Mass balance errors in modeling two-phase immiscible flows: causes and remedies

Abstract

Mass balance accuracy of two-phase immiscible flow models used for contaminant hydrology applications is examined through comparisons of finite element and finite difference solutions of the pressure-based and pressure-saturation formulations. The influence of model formulation and initial conditions on mass balance performance is explored. Model simulations demonstrate that accurate solutions for multiphase flow problems can be obtained with either finite element or finite difference, pressure-based or pressure-saturation formulations, if coefficients and initial conditions are properly treated. In the pressure-based formulation, capacity coefficients arise from the expansion of the saturation variables in terms of capillary pressure. Mass balance accuracy depends upon the proper evaluation of the capacity coefficients when the capillary pressure--saturation relation is nonlinear. Capacity coefficient approximations for finite element pressure-based models are developed which preserve elemental expansion of the saturation derivative.

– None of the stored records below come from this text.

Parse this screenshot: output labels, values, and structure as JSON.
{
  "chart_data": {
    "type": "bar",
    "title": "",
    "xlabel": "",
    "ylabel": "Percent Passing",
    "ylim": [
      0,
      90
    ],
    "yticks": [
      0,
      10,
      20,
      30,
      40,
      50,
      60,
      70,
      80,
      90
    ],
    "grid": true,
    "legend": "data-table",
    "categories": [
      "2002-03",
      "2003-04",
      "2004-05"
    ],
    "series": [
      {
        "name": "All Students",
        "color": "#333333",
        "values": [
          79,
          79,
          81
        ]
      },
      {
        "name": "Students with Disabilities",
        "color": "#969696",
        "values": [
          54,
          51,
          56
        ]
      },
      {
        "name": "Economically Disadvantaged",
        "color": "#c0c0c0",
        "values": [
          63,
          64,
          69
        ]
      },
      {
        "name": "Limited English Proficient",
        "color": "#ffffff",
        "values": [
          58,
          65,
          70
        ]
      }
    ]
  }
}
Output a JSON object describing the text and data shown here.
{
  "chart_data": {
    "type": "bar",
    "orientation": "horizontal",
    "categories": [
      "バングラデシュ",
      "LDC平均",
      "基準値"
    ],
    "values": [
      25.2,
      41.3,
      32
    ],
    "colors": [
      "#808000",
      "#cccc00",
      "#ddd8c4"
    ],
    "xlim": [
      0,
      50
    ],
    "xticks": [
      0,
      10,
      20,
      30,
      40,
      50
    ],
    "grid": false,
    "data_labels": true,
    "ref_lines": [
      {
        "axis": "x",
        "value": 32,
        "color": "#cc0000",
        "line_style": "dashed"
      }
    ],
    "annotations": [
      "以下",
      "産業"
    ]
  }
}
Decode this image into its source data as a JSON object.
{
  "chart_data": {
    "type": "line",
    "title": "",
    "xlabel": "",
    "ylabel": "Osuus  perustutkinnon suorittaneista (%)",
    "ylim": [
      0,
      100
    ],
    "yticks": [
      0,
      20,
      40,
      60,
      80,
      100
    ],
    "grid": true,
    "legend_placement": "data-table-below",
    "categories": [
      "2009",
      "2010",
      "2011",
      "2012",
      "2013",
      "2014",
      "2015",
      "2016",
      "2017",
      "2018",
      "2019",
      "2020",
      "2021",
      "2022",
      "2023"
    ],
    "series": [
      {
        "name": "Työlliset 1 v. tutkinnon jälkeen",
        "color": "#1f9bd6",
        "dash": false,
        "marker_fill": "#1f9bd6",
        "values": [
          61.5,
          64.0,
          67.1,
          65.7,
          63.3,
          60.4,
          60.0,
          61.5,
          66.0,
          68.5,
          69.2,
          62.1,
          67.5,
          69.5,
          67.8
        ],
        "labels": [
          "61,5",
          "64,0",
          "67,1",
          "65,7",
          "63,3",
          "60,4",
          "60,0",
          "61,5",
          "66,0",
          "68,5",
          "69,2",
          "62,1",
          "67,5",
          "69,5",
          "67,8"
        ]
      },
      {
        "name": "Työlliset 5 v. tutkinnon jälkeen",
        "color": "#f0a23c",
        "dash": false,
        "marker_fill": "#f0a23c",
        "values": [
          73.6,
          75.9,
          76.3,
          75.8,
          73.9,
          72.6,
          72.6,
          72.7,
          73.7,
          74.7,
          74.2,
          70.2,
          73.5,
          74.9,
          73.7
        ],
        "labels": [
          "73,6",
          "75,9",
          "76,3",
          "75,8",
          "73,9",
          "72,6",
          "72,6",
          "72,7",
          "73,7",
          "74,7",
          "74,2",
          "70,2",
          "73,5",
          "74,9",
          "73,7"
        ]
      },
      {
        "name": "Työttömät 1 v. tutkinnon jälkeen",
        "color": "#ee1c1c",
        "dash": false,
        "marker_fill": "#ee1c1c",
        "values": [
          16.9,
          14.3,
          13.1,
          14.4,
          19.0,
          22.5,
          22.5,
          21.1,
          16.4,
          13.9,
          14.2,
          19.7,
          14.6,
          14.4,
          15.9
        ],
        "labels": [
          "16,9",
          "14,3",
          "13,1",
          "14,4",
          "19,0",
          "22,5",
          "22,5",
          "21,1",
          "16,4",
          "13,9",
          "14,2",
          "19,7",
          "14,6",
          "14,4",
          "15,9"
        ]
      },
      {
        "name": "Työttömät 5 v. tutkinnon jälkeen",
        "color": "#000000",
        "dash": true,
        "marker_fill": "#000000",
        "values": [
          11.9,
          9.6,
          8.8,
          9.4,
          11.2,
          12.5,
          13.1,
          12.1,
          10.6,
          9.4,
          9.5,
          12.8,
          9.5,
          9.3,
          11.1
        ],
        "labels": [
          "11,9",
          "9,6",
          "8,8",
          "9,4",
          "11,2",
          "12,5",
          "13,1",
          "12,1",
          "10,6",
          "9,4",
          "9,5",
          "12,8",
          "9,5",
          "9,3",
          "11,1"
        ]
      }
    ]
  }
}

These approximations are shown to produce good mass balance results and accurate solutions, in contrast with traditional finite element approaches. When the organic liquid is initially absent from a domain, simulations reveal that mass balance accuracy is obtained only when the initial pressure distribution is established from a zero capillary pressure condition. The influence of matrix mass lumping and the minimum value of the capacity coefficient on model performance is also investigated.